«Je vais à Brindisi ce soir et je reviens demain», affirme le chef bardé de bijoux en or, après le débarquement italo-grec dans la ville insurgée du sud du pays.
Les cinq hommes assis à la table d’un restaurant des hauteurs ne se sont pas déplacés pour voir le débarquement de la force multinationale de protection.
Ils ont plus urgent à faire avec leur chargement nocturne vers l’Italie. «Je les emmène ce soir, eux et d’autres et je reviens demain matin», ajoute le chef d’une trentaine d’année, blaser rouge posé sur la chaise, montrant trois des hommes à table avec lui.
Ils restent flous sur leur activité sur le sol italien. Les noms dans cette interview «ne sont pas improtants», estiment-ils. Le transport d’un clandestin «coûte 500.000 lires, mais je risque ma vie toute les nuits», se contente d’ajouter le chef, dans un italien parfait.

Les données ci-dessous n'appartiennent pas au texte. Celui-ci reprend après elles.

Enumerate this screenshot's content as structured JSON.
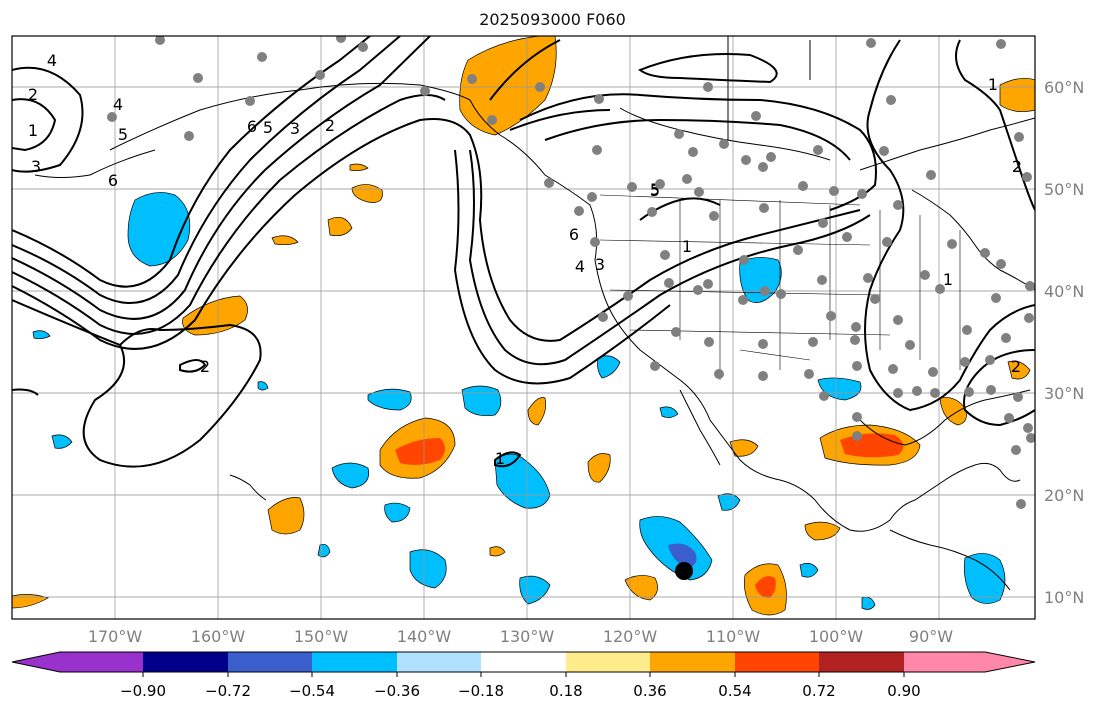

Drogue, clandestins, armes: Vlora est décrite comme la ville de tous les trafics. «Les Italiens nous méprisent mais ce sont eux qui viennent chercher des Albanaises pour la prostitution», assure l’un d’eux. En dehors de cela, «on trouve de tout à Vlora», reprend un autre, tirant un sachet plein de ce qu’il dit être de la «cocaïne colombienne».
La guerre des gangs en ville? Les tirs qu’on entend jour et nuit à Vlora viennent de «ceux qui tirent parce qu’ils ont peur. Nous, on ne tire pas», explique l’un d’eux avec un large sourire. «Mais bien sûr, nous sommes armés», dit-il, joignant le geste à la parole. Le neuf millimètres argenté reste quelques instants sur la table avant de disparaître sous le survêtement.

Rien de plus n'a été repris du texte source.